O Ministério Público Federal (MPF) quer que a Justiça mantenha a multa diária de R$ 20 mil aplicada ao Departamento Nacional de Infraestrutura e Transporte (DNIT) por falta de obras de manutenção no trecho da BR-493 entre Itaboraí e Magé (RJ). A Justiça Federal em São Gonçalo (RJ) tinha determinado, em abril, que a autarquia teria prazo de 15 dias para apresentar cronograma e iniciar as obras emergenciais na rodovia, sob pena daquela multa diária. O caso será julgado pelo Tribunal Regional Federal da 2ª Região (TRF2).

Na ação, o MPF tinha pedido em liminar uma ordem judicial para a realização de obras emergenciais, pois a atual precariedade da via oferece risco à vida e à segurança dos usuários. Em alguns trechos, a BR-493 tem buracos, fendas e afundamentos no asfalto, além da precária ou mesmo inexistente sinalização, o que tem elevado o número de acidentes na rodovia. “A situação pode ser constatada pelas inúmeras representações de usuários que foram recebidas pelo MPF nos últimos meses, além das diversas reportagens que abordaram o descaso”, afirmou o MPF à Justiça.

Em dezembro, a Justiça já havia fixado multa diária de R$ 10 mil caso o DNIT descumprisse o prazo de 30 dias para regularizar a sinalização e apresentar o cronograma. A decisão também determinava prazo de oito meses para realizar as obras que seriam propostas. Como as ordens não foram atendidas, a Justiça aumentou a multa e determinou novo prazo. O DNIT, no entanto, recorreu da decisão alegando que não há razão para o aumento da multa, já que tem se esforçado para realizar as obras, mas elas exigem grande movimentação administrativa.

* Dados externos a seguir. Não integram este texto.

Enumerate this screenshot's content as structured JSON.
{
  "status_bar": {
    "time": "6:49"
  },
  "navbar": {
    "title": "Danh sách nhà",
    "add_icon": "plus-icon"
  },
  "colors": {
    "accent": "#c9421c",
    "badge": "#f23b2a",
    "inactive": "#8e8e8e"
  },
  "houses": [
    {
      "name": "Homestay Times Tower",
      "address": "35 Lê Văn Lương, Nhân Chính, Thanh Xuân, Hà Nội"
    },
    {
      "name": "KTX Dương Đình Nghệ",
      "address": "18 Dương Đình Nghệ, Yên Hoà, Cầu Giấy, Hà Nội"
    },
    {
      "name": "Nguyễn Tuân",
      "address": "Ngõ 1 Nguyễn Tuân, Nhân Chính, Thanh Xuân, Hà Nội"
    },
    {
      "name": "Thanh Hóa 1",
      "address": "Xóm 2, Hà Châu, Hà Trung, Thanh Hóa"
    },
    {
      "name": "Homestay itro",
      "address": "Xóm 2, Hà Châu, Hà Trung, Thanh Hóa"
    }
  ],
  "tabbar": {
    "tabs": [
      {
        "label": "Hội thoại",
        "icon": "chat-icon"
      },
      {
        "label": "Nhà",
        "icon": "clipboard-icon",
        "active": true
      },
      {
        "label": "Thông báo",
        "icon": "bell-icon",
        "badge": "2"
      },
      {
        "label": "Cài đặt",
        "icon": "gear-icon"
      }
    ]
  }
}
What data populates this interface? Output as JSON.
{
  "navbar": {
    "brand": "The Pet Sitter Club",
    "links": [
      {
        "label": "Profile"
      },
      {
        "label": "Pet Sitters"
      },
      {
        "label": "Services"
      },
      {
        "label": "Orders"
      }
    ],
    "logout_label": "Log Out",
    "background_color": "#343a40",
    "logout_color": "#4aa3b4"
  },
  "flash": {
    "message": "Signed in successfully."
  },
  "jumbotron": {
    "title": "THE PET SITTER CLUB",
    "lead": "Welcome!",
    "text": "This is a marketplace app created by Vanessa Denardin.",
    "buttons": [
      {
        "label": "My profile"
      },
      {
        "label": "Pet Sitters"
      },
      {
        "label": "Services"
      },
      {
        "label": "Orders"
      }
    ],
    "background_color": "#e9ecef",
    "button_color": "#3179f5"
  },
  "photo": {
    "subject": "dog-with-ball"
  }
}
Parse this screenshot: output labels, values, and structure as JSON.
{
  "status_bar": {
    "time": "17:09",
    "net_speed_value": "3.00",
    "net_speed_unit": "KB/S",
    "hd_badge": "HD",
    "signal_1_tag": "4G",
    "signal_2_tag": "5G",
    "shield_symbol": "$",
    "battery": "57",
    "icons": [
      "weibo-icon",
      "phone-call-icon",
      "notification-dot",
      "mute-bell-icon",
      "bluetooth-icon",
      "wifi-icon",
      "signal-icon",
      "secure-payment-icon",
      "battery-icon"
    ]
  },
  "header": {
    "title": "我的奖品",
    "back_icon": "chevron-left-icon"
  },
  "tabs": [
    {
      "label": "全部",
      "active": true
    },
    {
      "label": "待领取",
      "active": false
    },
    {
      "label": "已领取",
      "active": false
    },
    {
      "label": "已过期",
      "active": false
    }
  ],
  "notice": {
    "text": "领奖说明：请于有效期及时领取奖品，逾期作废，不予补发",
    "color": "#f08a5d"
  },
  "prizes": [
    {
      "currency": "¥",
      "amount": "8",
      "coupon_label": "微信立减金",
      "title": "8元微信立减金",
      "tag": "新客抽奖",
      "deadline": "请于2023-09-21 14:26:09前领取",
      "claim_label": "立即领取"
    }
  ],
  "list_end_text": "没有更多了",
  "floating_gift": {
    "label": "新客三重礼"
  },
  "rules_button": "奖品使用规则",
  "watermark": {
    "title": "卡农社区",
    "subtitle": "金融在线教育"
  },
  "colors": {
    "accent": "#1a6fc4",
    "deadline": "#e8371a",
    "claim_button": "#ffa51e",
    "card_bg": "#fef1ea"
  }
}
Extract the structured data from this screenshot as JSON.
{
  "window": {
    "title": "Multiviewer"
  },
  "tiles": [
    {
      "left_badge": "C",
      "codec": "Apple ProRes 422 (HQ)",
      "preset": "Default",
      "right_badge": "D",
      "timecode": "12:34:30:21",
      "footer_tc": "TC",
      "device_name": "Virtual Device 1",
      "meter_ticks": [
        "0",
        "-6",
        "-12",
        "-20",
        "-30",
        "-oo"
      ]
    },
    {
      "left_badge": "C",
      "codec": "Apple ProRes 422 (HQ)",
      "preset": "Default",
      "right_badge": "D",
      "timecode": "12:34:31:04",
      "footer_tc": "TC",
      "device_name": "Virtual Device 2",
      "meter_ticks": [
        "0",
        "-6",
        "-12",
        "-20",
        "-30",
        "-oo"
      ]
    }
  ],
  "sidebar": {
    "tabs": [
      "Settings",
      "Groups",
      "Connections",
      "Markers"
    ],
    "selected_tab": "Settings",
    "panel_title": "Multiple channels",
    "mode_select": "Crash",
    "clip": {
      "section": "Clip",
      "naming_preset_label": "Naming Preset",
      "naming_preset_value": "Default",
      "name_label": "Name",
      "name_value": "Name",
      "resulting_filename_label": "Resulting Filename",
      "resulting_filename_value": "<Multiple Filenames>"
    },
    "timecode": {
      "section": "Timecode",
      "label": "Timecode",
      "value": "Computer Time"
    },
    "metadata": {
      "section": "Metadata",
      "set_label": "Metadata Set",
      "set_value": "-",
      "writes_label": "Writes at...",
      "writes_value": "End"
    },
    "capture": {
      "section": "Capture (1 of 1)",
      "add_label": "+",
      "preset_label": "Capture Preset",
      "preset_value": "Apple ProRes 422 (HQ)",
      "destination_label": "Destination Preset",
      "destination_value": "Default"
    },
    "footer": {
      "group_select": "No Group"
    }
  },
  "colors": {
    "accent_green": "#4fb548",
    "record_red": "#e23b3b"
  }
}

Para o MPF da 2ª Região (RJ/ES), porém, as determinações devem ser mantidas, “sob pena de se perpetuar risco à própria coletividade, em demanda de enorme impacto social”. O parecer remetido ao TRF2 também defende a multa maior devido ao descumprimento, pelo DNIT, das obrigações impostas pela Justiça em dezembro. “A partir da justificativa desarrazoada de entraves burocráticos sem indicação ou qualquer menção dos prazos […], afere-se a necessidade da fixação das multas, bem como a sua própria razoabilidade”, assinalou o parecer do MPF.

O MPF sustenta ainda que o contrato firmado entre o DNIT e a construtora Macadame, contratada para as obras, não prevê a realização de serviços emergenciais e não está, portanto, apta a solucionar a situação.